- Born: March 26, 1897 Schaerbeek, Province of Brabant, Belgium
- Died: February 2, 1970 (aged 72) Brussels, Province of Brabant, Belgium
- Military career
- Allegiance: Belgium Congo
- Branch: Army
- Rank: Lieutenant colonel
- Unit: Cavalry

= Pierre Offerman =

Pierre-Paul-Marie Offermann (26 March 1897 – 2 February 1970) was the commandant of the Gangala-na-bodio elephant domestication center and chief warden of the conservation service of the Belgian Congo, the Service des Eaux et Forêts, Chasse et Pêche.

== Biography ==
Pierre Offermann was born on 26 March 1897 in Schaerbeek, Province of Brabant, Belgium. At the age of 16, he volunteered for the 1st Regiment of Guides and later fought in the First World War.
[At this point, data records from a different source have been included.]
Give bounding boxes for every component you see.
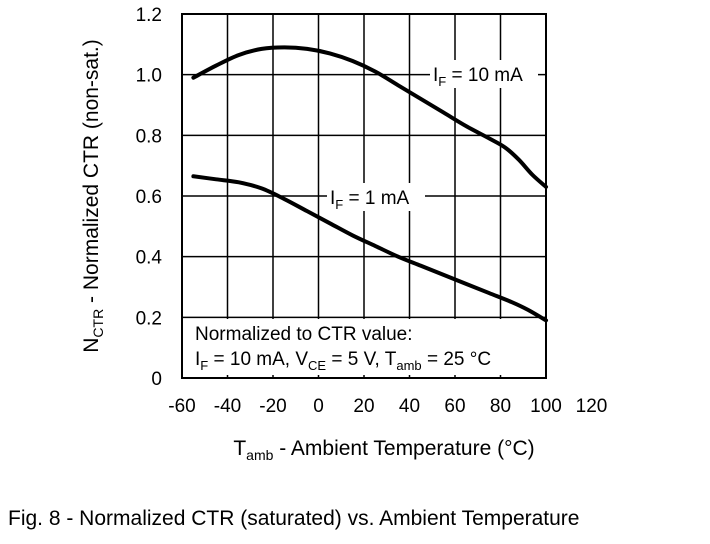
x-tick-label: 100	[530, 396, 562, 417]
y-axis-title: NCTR - Normalized CTR (non-sat.)	[80, 39, 106, 353]
x-tick-label: -60	[168, 396, 195, 417]
x-tick-label: 40	[399, 396, 420, 417]
series-if-1ma-label-background	[327, 183, 425, 211]
normalization-note: Normalized to CTR value: IF = 10 mA, VCE…	[188, 319, 526, 375]
x-tick-label: 20	[353, 396, 374, 417]
series-if-10ma-label-text: IF = 10 mA	[433, 65, 523, 89]
y-tick-labels: 0 0.2 0.4 0.6 0.8 1.0 1.2	[136, 5, 163, 390]
figure-caption: Fig. 8 - Normalized CTR (saturated) vs. …	[8, 507, 579, 530]
x-axis-title: Tamb - Ambient Temperature (°C)	[233, 437, 534, 463]
plot-frame	[181, 13, 547, 379]
series-if-10ma-label-background	[430, 60, 538, 88]
y-tick-label: 0.8	[136, 126, 162, 147]
y-tick-label: 1.2	[136, 5, 162, 26]
series-if-10ma-label: IF = 10 mA	[430, 60, 538, 89]
y-tick-label: 0	[151, 369, 162, 390]
y-tick-label: 0.4	[136, 248, 163, 269]
series-if-1ma-label-text: IF = 1 mA	[330, 188, 410, 212]
y-tick-label: 0.2	[136, 308, 162, 329]
x-tick-labels: -60 -40 -20 0 20 40 60 80 100 120	[168, 396, 607, 417]
series-if-1ma-label: IF = 1 mA	[327, 183, 425, 212]
x-tick-label: 0	[313, 396, 324, 417]
note-line-1: Normalized to CTR value:	[195, 324, 413, 345]
x-tick-label: -20	[259, 396, 286, 417]
y-tick-label: 0.6	[136, 187, 162, 208]
y-tick-label: 1.0	[136, 66, 162, 87]
series-if-1ma-line	[191, 174, 548, 323]
series-if-10ma-line	[191, 45, 548, 189]
x-tick-label: 120	[576, 396, 608, 417]
note-background	[188, 319, 526, 375]
x-tick-label: -40	[214, 396, 241, 417]
x-tick-label: 80	[490, 396, 511, 417]
x-tick-label: 60	[444, 396, 465, 417]
note-line-2: IF = 10 mA, VCE = 5 V, Tamb = 25 °C	[195, 349, 491, 373]
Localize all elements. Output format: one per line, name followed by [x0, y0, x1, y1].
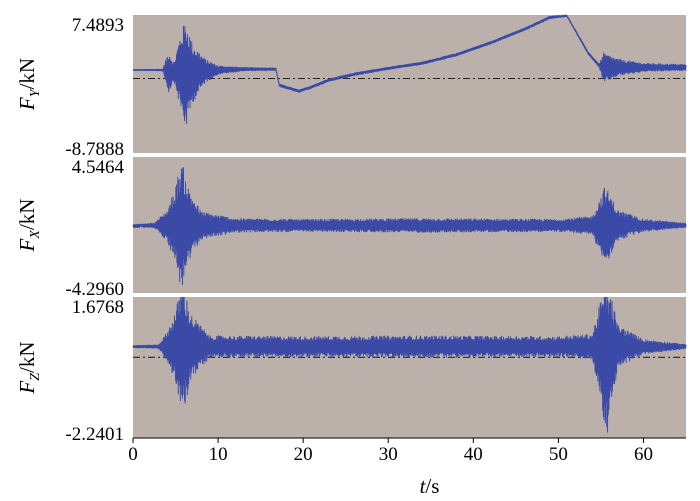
ymax-label: 1.6768 [72, 297, 124, 318]
ymin-label: -4.2960 [65, 279, 124, 300]
panel-separator [131, 293, 688, 297]
ylabel-sub: Y [28, 87, 43, 97]
panel-separator [131, 153, 688, 157]
x-tick-label: 30 [379, 444, 398, 465]
ylabel-unit: /kN [15, 58, 39, 90]
ylabel-sub: X [28, 230, 43, 240]
x-tick-label: 40 [464, 444, 483, 465]
panel-z: 1.6768 -2.2401 FZ/kN [15, 296, 687, 445]
x-tick-label: 10 [209, 444, 228, 465]
panel-y: 7.4893 -8.7888 FY/kN [15, 14, 687, 160]
ymax-label: 7.4893 [72, 15, 124, 36]
x-tick-label: 20 [294, 444, 313, 465]
ylabel-unit: /kN [15, 341, 39, 373]
ylabel-sub: Z [28, 373, 43, 381]
ymin-label: -8.7888 [65, 139, 124, 160]
x-axis-label: t/s [420, 474, 440, 498]
panel-background [133, 15, 686, 153]
ymax-label: 4.5464 [72, 157, 125, 178]
ylabel-var: F [15, 381, 39, 395]
x-tick-label: 60 [634, 444, 653, 465]
ylabel: FX/kN [15, 199, 43, 253]
ylabel-var: F [15, 238, 39, 252]
ylabel: FY/kN [15, 58, 43, 111]
ylabel-unit: /kN [15, 199, 39, 231]
signal-trace [132, 167, 687, 286]
ylabel-var: F [15, 97, 39, 111]
signal-trace [132, 296, 687, 433]
panel-x: 4.5464 -4.2960 FX/kN [15, 157, 687, 300]
signal-trace [132, 14, 687, 125]
panel-background [133, 297, 686, 438]
ymin-label: -2.2401 [65, 424, 124, 445]
x-tick-label: 0 [128, 444, 138, 465]
x-tick-label: 50 [549, 444, 568, 465]
x-axis-label-var: t [420, 474, 427, 498]
ylabel: FZ/kN [15, 341, 43, 394]
x-axis-label-unit: /s [425, 474, 439, 498]
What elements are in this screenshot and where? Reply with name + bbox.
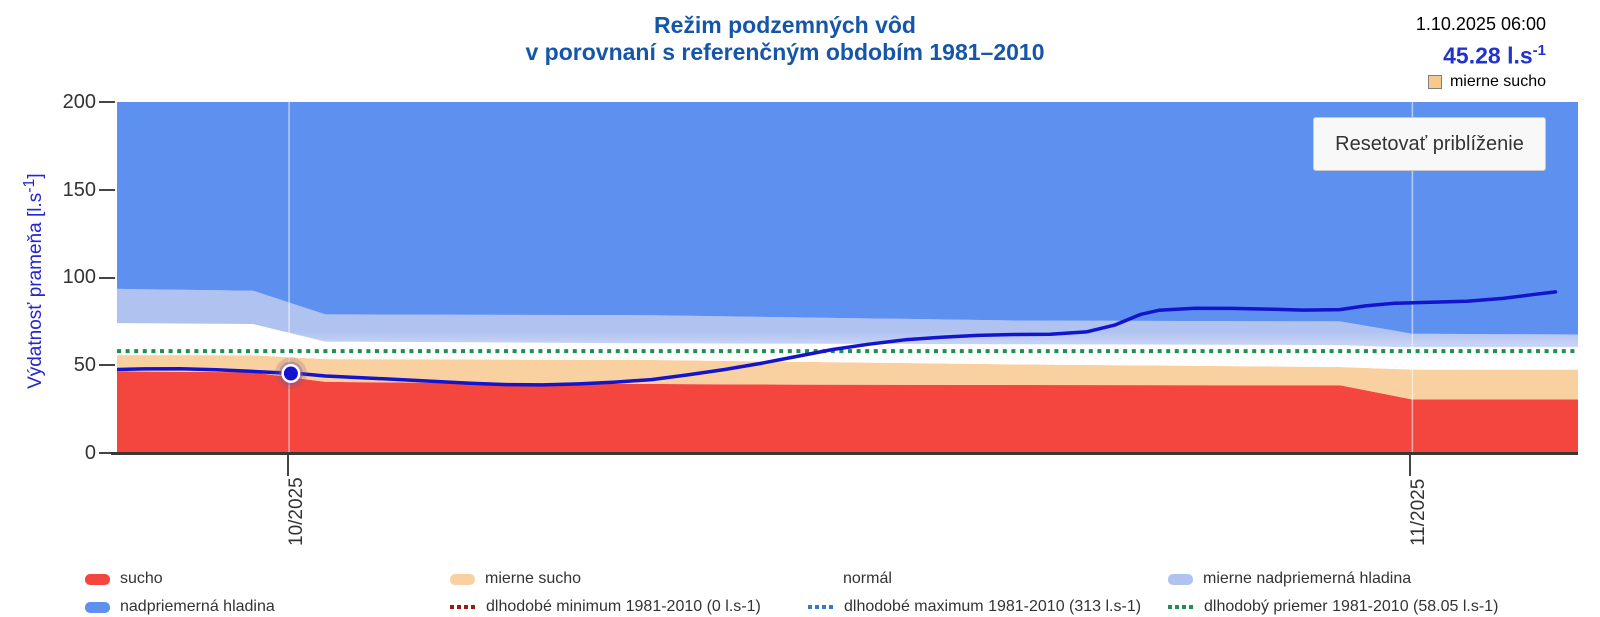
nadpriemerna-swatch-icon — [85, 601, 110, 613]
y-tickmark-100 — [99, 276, 115, 279]
legend-item-sucho[interactable]: sucho — [85, 570, 163, 588]
legend-label: mierne nadpriemerná hladina — [1203, 570, 1412, 587]
mierne-nadpriemerna-swatch-icon — [1168, 573, 1193, 585]
legend-label: mierne sucho — [485, 570, 582, 587]
legend-label: dlhodobý priemer 1981-2010 (58.05 l.s-1) — [1204, 598, 1499, 615]
reset-zoom-button[interactable]: Resetovať priblíženie — [1313, 117, 1546, 171]
x-tickmark-oct — [287, 455, 289, 476]
legend-item-dlhodoby-priemer[interactable]: dlhodobý priemer 1981-2010 (58.05 l.s-1) — [1168, 598, 1498, 616]
dlhodoby-priemer-dotted-icon — [1168, 605, 1194, 609]
legend-label: sucho — [120, 570, 163, 587]
y-tickmark-150 — [99, 189, 115, 191]
y-tickmark-0 — [99, 452, 115, 454]
chart-title: Režim podzemných vôd v porovnaní s refer… — [0, 12, 1570, 66]
legend-label: dlhodobé minimum 1981-2010 (0 l.s-1) — [486, 598, 761, 615]
hover-status-label: mierne sucho — [1449, 72, 1546, 90]
x-axis-line — [111, 452, 1578, 455]
hover-value-exponent: -1 — [1532, 42, 1546, 59]
y-tickmark-50 — [99, 364, 115, 366]
dlhodobe-maximum-dotted-icon — [808, 605, 834, 609]
legend-item-dlhodobe-maximum[interactable]: dlhodobé maximum 1981-2010 (313 l.s-1) — [808, 598, 1141, 616]
y-tick-150: 150 — [62, 179, 96, 201]
chart-canvas[interactable] — [115, 102, 1578, 453]
x-tickmark-nov — [1409, 455, 1411, 476]
chart-title-line2: v porovnaní s referenčným obdobím 1981–2… — [525, 39, 1045, 65]
normal-swatch-icon — [808, 573, 833, 585]
hover-value: 45.28 l.s-1 — [1416, 37, 1546, 70]
x-tick-label-oct: 10/2025 — [286, 477, 307, 546]
legend-item-nadpriemerna[interactable]: nadpriemerná hladina — [85, 598, 275, 616]
legend-item-dlhodobe-minimum[interactable]: dlhodobé minimum 1981-2010 (0 l.s-1) — [450, 598, 761, 616]
legend-item-normal[interactable]: normál — [808, 570, 892, 588]
legend-label: dlhodobé maximum 1981-2010 (313 l.s-1) — [844, 598, 1142, 615]
y-tick-0: 0 — [84, 442, 96, 464]
legend-label: nadpriemerná hladina — [120, 598, 275, 615]
chart-title-line1: Režim podzemných vôd — [654, 12, 916, 38]
hover-readout: 1.10.2025 06:00 45.28 l.s-1 mierne sucho — [1416, 13, 1546, 91]
y-tick-50: 50 — [73, 354, 96, 376]
hover-datetime: 1.10.2025 06:00 — [1415, 14, 1546, 34]
y-tick-200: 200 — [62, 91, 96, 113]
dlhodobe-minimum-dotted-icon — [450, 605, 476, 609]
mierne-sucho-swatch-icon — [450, 573, 475, 585]
plot-area[interactable] — [115, 102, 1578, 453]
sucho-swatch-icon — [85, 573, 110, 585]
hover-status-swatch — [1427, 74, 1442, 89]
legend-item-mierne-sucho[interactable]: mierne sucho — [450, 570, 581, 588]
legend-item-mierne-nadpriemerna[interactable]: mierne nadpriemerná hladina — [1168, 570, 1411, 588]
hover-status-row: mierne sucho — [1416, 73, 1546, 91]
x-tick-label-nov: 11/2025 — [1408, 478, 1429, 546]
hover-value-unit: l.s — [1500, 42, 1533, 69]
y-tickmark-200 — [99, 101, 115, 103]
legend-label: normál — [843, 570, 892, 587]
y-tick-100: 100 — [62, 266, 96, 288]
hover-value-number: 45.28 — [1443, 42, 1501, 69]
In June 1923, Offermann was assigned to the Force Publique and posted to the headquarters in Stanleyville. In 1927, he was tasked with establishing an elephant domestication center in Orientale Province. The new center was opened under the name of Gangala-na-Bodio Elephant Domestication Center and Offermann became its commandant. He also played a significant role in the establishment of Garamba National Park and became its first warden in 1938.

During the Second World War, Offerman was summoned to London, where he served as an advisor to the Minister of Colonies, Albert de Vleeschauwer, and was promoted to lieutenant colonel. After the war, he returned to Congo.

He retired in 1953 and moved back to Belgium. He died in Brussels on 2 February 1970.